IN: What’s the rationale for that?
Steans: Because we’re going to allow people to expunge their records now that it’s legal.
IN: That kind of gets in to what I think is, tangentially, related to this issue, which is that people of color are disproportionately impacted by the criminal justice system, and specifically marijuana arrests.
IN: There have been movements in California and in Massachusetts, both those states passed legislation or started programs to involve people of color and also people from lower income backgrounds in the marijuana industry.
Is that something that you would like to see in Illinois?
Steans: Yes. We see this as a three-piece process. One of them is the expungement, and two is inclusion and enabling people of color with backgrounds to be included in the industry now going forward.
We also want to ensure that anybody who is in the business has to have plans to do minority hiring. To the extent that we can do it, we want to encourage preference for minority-owned, women-owned and veteran-owned [cannabis businesses].
Then we also want to create new classes of licenses. You know right now we just have cultivation and dispensary [for medical marijuana], limited opportunities for people to get involved in the industry. We want to add additional license categories so that there’s more opportunities for people of color to get involved, and women and veterans.

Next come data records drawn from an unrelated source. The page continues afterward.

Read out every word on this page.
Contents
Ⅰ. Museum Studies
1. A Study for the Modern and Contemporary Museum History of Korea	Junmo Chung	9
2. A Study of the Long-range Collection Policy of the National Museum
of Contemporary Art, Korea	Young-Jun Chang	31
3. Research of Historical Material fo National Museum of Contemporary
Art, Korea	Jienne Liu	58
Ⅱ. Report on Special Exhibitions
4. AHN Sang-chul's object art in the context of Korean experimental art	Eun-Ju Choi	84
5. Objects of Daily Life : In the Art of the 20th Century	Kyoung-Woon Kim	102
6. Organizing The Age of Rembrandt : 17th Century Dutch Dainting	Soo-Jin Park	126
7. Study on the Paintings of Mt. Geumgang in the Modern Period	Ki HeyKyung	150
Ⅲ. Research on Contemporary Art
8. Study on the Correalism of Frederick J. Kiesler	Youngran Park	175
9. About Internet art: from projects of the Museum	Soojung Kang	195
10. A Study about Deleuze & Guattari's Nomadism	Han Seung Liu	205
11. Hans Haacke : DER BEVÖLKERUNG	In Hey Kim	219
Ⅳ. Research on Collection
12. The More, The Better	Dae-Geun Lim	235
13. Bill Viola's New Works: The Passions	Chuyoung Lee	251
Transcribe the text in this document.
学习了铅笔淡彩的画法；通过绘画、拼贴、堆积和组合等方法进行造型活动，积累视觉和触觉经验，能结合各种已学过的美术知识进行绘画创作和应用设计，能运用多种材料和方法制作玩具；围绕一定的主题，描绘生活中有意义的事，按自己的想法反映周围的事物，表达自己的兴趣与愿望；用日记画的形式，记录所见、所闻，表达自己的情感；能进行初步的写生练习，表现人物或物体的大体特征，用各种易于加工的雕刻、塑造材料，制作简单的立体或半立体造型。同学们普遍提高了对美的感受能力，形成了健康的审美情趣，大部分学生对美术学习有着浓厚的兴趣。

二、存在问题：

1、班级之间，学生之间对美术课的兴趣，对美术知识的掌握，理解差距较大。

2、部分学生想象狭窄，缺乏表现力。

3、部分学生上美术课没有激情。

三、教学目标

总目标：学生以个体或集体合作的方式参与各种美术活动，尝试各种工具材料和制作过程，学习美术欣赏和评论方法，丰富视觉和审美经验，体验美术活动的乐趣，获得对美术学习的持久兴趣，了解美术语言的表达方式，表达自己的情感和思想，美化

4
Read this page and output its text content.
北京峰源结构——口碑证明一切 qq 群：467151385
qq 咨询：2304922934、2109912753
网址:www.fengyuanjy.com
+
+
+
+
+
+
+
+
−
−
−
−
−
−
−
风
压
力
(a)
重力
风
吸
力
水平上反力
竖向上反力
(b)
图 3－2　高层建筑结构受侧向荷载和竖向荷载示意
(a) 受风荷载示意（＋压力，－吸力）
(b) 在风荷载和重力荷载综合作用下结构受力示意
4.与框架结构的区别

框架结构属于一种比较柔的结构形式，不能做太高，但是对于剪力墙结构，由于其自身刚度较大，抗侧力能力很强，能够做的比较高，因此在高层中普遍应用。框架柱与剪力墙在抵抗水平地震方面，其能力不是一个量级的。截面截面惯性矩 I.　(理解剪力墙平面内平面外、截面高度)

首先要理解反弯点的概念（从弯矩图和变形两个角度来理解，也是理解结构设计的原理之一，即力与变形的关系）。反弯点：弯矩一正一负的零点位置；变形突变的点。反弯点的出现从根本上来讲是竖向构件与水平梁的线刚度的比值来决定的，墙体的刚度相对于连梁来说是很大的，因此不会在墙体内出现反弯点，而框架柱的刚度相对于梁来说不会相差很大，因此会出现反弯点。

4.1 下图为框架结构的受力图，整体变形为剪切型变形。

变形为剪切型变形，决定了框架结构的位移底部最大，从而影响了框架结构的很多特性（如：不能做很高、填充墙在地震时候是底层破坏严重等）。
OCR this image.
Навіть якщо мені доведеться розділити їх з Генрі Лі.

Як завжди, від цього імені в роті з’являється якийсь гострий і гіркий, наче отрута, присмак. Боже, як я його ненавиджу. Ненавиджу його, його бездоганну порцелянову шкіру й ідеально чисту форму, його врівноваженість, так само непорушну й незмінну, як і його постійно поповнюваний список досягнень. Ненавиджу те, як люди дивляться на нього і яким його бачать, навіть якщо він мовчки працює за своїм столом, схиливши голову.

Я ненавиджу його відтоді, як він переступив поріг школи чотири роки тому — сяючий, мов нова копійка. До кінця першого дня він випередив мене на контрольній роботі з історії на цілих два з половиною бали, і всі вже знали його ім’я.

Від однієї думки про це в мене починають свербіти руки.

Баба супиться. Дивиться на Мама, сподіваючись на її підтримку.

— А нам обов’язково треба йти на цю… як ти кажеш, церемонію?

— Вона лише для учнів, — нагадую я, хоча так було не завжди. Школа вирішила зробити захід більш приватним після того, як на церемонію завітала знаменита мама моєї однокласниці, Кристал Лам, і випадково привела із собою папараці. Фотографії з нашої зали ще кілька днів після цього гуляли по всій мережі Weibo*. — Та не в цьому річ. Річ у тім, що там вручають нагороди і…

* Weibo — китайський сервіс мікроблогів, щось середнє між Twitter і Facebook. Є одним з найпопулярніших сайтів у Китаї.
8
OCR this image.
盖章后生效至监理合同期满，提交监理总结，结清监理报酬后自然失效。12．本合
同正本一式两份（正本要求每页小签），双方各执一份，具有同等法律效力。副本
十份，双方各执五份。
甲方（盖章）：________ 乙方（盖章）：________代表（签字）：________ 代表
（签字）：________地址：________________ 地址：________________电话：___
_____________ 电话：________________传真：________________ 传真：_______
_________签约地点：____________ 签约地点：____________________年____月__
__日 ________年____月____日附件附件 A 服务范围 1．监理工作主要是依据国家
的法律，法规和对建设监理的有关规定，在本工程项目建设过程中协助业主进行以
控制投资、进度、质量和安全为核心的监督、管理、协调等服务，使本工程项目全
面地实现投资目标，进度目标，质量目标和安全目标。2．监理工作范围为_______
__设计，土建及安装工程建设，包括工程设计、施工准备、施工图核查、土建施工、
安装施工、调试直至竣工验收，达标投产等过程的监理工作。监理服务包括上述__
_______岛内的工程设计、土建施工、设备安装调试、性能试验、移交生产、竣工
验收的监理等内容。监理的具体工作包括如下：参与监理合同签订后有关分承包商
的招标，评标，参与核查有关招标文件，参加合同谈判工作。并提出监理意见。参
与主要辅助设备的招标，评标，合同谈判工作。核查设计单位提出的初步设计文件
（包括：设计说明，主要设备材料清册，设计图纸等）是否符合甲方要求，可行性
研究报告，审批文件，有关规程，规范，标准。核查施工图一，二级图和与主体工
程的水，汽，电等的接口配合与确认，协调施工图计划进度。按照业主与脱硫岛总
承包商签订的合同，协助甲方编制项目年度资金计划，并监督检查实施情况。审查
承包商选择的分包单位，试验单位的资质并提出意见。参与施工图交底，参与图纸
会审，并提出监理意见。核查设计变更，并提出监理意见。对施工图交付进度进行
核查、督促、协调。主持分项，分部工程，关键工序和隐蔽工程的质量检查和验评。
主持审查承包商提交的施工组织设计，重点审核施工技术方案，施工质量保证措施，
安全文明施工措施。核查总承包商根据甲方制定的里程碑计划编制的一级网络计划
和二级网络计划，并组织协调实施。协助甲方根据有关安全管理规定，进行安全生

And then the third piece is we think some of the revenue [from marijuana taxes] should be going toward neighborhoods that have been disproportionately impacted by the War on Drugs.
IN: So, that would be areas that are low income or predominantly African-American neighborhoods?
Steans: High violence and [high] poverty. We’re looking at the best way of doing that. We’re looking at options for that right now.
IN: And I know that in a lot of places that have passed recreational marijuana, there wasn’t always a criminal justice related component tied to that ballot referendum. Do you think it’s going to be a tough sell to include some of these criminal justice reforms and equity initiatives?
Steans: I sure hope not, but we don’t know yet entirely. But, you know, the incoming administration has said that they care about that piece. So we’ll certainly be working with them on it. The Latino and Black Caucuses I’m hoping will want to work with us and make sure that we keep those pieces in there. Because I think it’ll be important.
IN: Are there any grassroots groups or activist groups that you’re working with on the marijuana legislation, but I wonder specifically with regard to this criminal justice piece?
Steans: Yeah, we’ve been working with you know all sorts of different kinds of community groups and special interest groups. I like to say, please anybody who wants to talk to us about the bill — Rep. Kelly Cassidy, my House compatriot in all of this — we want to sit down with any and everybody so we encourage them to reach out to talk about the bill.